Dengan adanya kejuaraan tersebut diharapkan dapat menjaring atlet-atlet muda berpotensi yang nantinya dapat dibina sehingga bisa berprestasi ditingkat profesional.
“Kegiatan ini juga menjadi bagian dari rangkaian pembinaan atlet menuju kejuaraan tingkat provinsi, sehingga memiliki nilai strategis dalam menjaring, membina dan mengembangkan atlet-atlet potensial daerah yang siap bersaing di tingkat yang lebih tinggi,” ungkapnya,
Arfansyah menyebut, pengembangan domino sebagai olahraga profesional tidak bisa berjalan secara parsial. Oleh karena itu diperlukan dukungan semua pihak.

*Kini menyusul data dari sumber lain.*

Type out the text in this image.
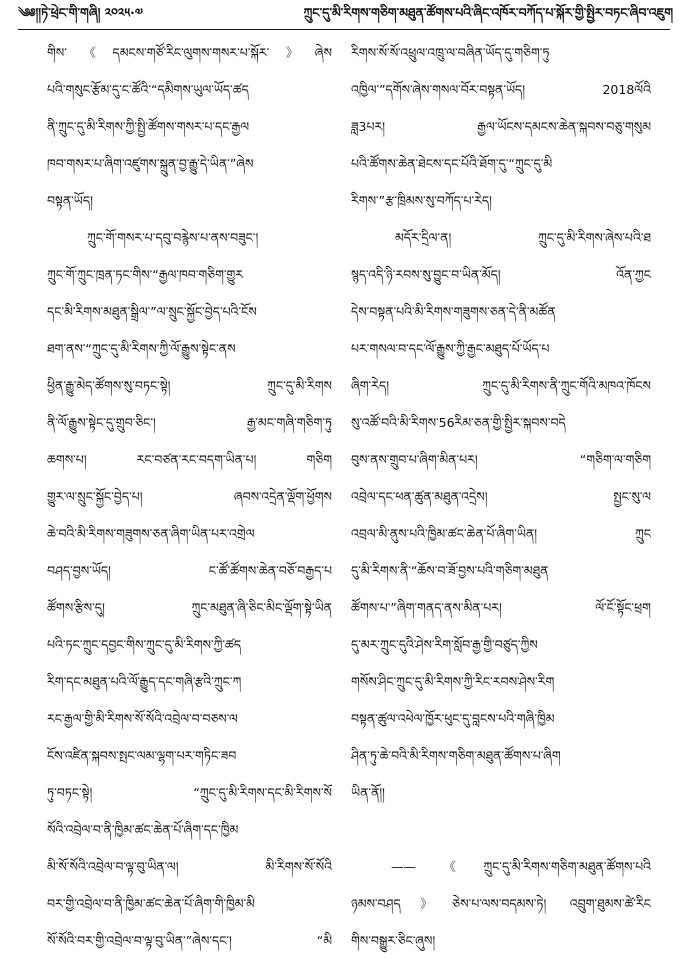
༄༅།།ཏེ་ཕྲེང་གི་གཞི། ༢༠༢༥·༧	ཀྲུང་དུ་མི་རིགས་གཅིག་མཐུན་ཚོགས་པའི་ཞིང་འཁོར་བཀོད་པ་སྐོར་གྱི་སྤྱིར་བཏང་ཞིབ་འཇུག
གིས་《དམངས་གཙོ་རིང་ལུགས་གསར་པ་སྐོར་》ཞེས
པའི་གསུང་རྩོམ་དུ་ང་ཚོའི་“དམིགས་ཡུལ་ཡོད་ཚད
ནི་ཀྲུང་དུ་མི་རིགས་ཀྱི་སྤྱི་ཚོགས་གསར་པ་དང་རྒྱལ
ཁབ་གསར་པ་ཞིག་འཛུགས་སྐྲུན་བྱ་རྒྱུ་དེ་ཡིན་”ཞེས
བསྟན་ཡོད།
ཀྲུང་གོ་གསར་པ་དབུ་བརྙེས་པ་ནས་བཟུང་།
ཀྲུང་གོ་ཀྲུང་ཁྲན་ཏང་གིས་“རྒྱལ་ཁབ་གཅིག་གྱུར
དང་མི་རིགས་མཐུན་སྒྲིལ་”ལ་སྲུང་སྐྱོང་བྱེད་པའི་ངོས
ཐག་ནས་“ཀྲུང་དུ་མི་རིགས་ཀྱི་ལོ་རྒྱུས་སྟེང་ནས
ཕྱིན་རྒྱུ་མེད་ཚོགས་སུ་བཏང་སྟེ། ཀྲུང་དུ་མི་རིགས
ནི་ལོ་རྒྱུས་སྟེང་དུ་གྲུབ་ཅིང་། རྒྱ་མང་གཞི་གཅིག་ཏུ
ཆགས་པ། རང་བཙན་རང་བདག་ཡིན་པ། གཅིག
གྱུར་ལ་སྲུང་སྐྱོང་བྱེད་པ། ཞབས་འདྲེན་ལྡོག་ཕྱོགས
ཆེ་བའི་མི་རིགས་གཟུགས་ཅན་ཞིག་ཡིན་པར་འགྲེལ
བཤད་བྱས་ཡོད། ང་ཚོ་ཚོགས་ཆེན་བཅོ་བརྒྱད་པ
ཚོགས་རྩིས་དུ། ཀྲུང་མཐུན་ཞི་ཅིང་མིང་ལྡོག་སྟེ་ཡིན
པའི་ཏང་ཀྲུང་དབྱང་གིས་ཀྲུང་དུ་མི་རིགས་ཀྱི་ཚད
རིག་དང་མཐུན་པའི་ལོ་རྒྱུད་དང་གཞི་རྩའི་ཀྲུང་ཀ
རང་རྒྱལ་གྱི་མི་རིགས་སོ་སོའི་འབྲེལ་བ་བཅས་ལ
ངོས་འཛིན་སྐབས་སྤང་ལམ་ལྷག་པར་གཏིང་ཟབ
ཏུ་བཏང་སྟེ། “ཀྲུང་དུ་མི་རིགས་དང་མི་རིགས་སོ
སོའི་འབྲེལ་བ་ནི་ཁྱིམ་ཚང་ཆེན་པོ་ཞིག་དང་ཁྱིམ
མི་སོ་སོའི་འབྲེལ་བ་ལྟ་བུ་ཡིན་ལ། མི་རིགས་སོ་སོའི
བར་གྱི་འབྲེལ་བ་ནི་ཁྱིམ་ཚང་ཆེན་པོ་ཞིག་གི་ཁྱིམ་མི
སོ་སོའི་བར་གྱི་འབྲེལ་བ་ལྟ་བུ་ཡིན་”ཞེས་དང་། “མི
རིགས་སོ་སོ་འཕྲུལ་འཁྲུ་ལ་བཞིན་ཡོད་དུ་གཅིག་ཏུ
འཁྱིལ་”དགོས་ཞེས་གསལ་བོར་བསྟན་ཡོད། 2018ལོའི
ཟླ3པར། རྒྱལ་ཡོངས་དམངས་ཆེན་སྐབས་བཅུ་གསུམ
པའི་ཚོགས་ཆེན་ཐེངས་དང་པོའི་ཐོག་དུ་“ཀྲུང་དུ་མི
རིགས་”རྩ་ཁྲིམས་སུ་བཀོད་པ་རེད།
མདོར་དྲིལ་ན། ཀྲུང་དུ་མི་རིགས་ཞེས་པའི་ཐ
སྙད་འདི་ཉི་རབས་སུ་བྱུང་བ་ཡིན་མོད། འོན་ཀྱང
དེས་བསྟན་པའི་མི་རིགས་གཟུགས་ཅན་དེ་ནི་མཚོན
པར་གསལ་བ་དང་ལོ་རྒྱུས་ཀྱི་རྒྱང་མཐུད་པོ་ཡོད་པ
ཞིག་རེད། ཀྲུང་དུ་མི་རིགས་ནི་ཀྲུང་གོའི་མཁའ་ཁོངས
སུ་འཚོ་བའི་མི་རིགས་56རིམ་ཅན་གྱི་སྤྱིར་སྐབས་བདེ
བུས་ནས་གྲུབ་པ་ཞིག་མིན་པར། “གཅིག་ལ་གཅིག
འབྲེལ་དང་ཕན་ཚུན་མཐུན་འདྲེས། སྤྱང་སུ་ལ
འབྲལ་མི་ནུས་པའི་ཁྱིམ་ཚང་ཆེན་པོ་ཞིག་ཡིན། ཀྲུང
དུ་མི་རིགས་ནི་“ཆོས་བ་ཟོ་བྱས་པའི་གཅིག་མཐུན
ཚོགས་པ་”ཞིག་གནད་ནས་མིན་པར། ལོ་ངོ་སྟོང་ཕྲག
དུ་མར་ཀྲུང་དུའི་ཤེས་རིག་སློབ་རྒྱ་གྱི་བཙུད་ཀྱིས
གསོས་ཤིང་ཀྲུང་དུ་མི་རིགས་ཀྱི་རིང་རབས་ཤེས་རིག
བསྟན་ཚུལ་འཕེལ་ཁྱོར་ཕུང་དུ་བླངས་པའི་གཞི་ཁྱིམ
ཤིན་ཏུ་ཆེ་བའི་མི་རིགས་གཅིག་མཐུན་ཚོགས་པ་ཞིག
ཡིན་ནོ།།
——《ཀྲུང་དུ་མི་རིགས་གཅིག་མཐུན་ཚོགས་པའི
ཉམས་བཤད》ཅེས་པ་ལས་བདམས་ཏེ། འབྲུག་ཐུམས་ཚེ་རིང
གིས་བསྒྱུར་ཅིང་ཞུས།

Ia pun menyatakan apresiasinya kepada Wakil Ketua DPRD Tangsel, Maria Teresa Suhardja dan Komite Olahraga Nasional Indonesia (KONI) Tangsel atas dukungannya terhadap pengembangan olahraga domino.
“Pengembangan Orado di Kota Tangerang Selatan tidak dapat berjalan secara parsial, melainkan membutuhkan dukungan kolektif guna membangun sistem yang kuat, mulai dari kepengurusan yang solid, pembinaan atlet yang berkelanjutan, hingga penguatan kapasitas wasit yang profesional dan berintegritas,” tuturnya.
Ke depan ia berharap dengan disahkannya Orado sebagai cabang olahraga resmi, seluruh pihak dapat terus meningkatkan dukungan dan kolaborasi. Dengan begitu sehingga Orado Tangsel dapat melahirkan atlet-atlet berprestasi, wasit yang profesional, serta pengurus yang kompeten.
“Melalui kejuaraan ini, diharapkan olahraga domino tidak hanya berkembang sebagai ajang rekreasi, tetapi juga sebagai olahraga prestasi yang mampu mengharumkan nama Kota Tangerang Selatan di tingkat regional maupun nasional,” pungkasnya.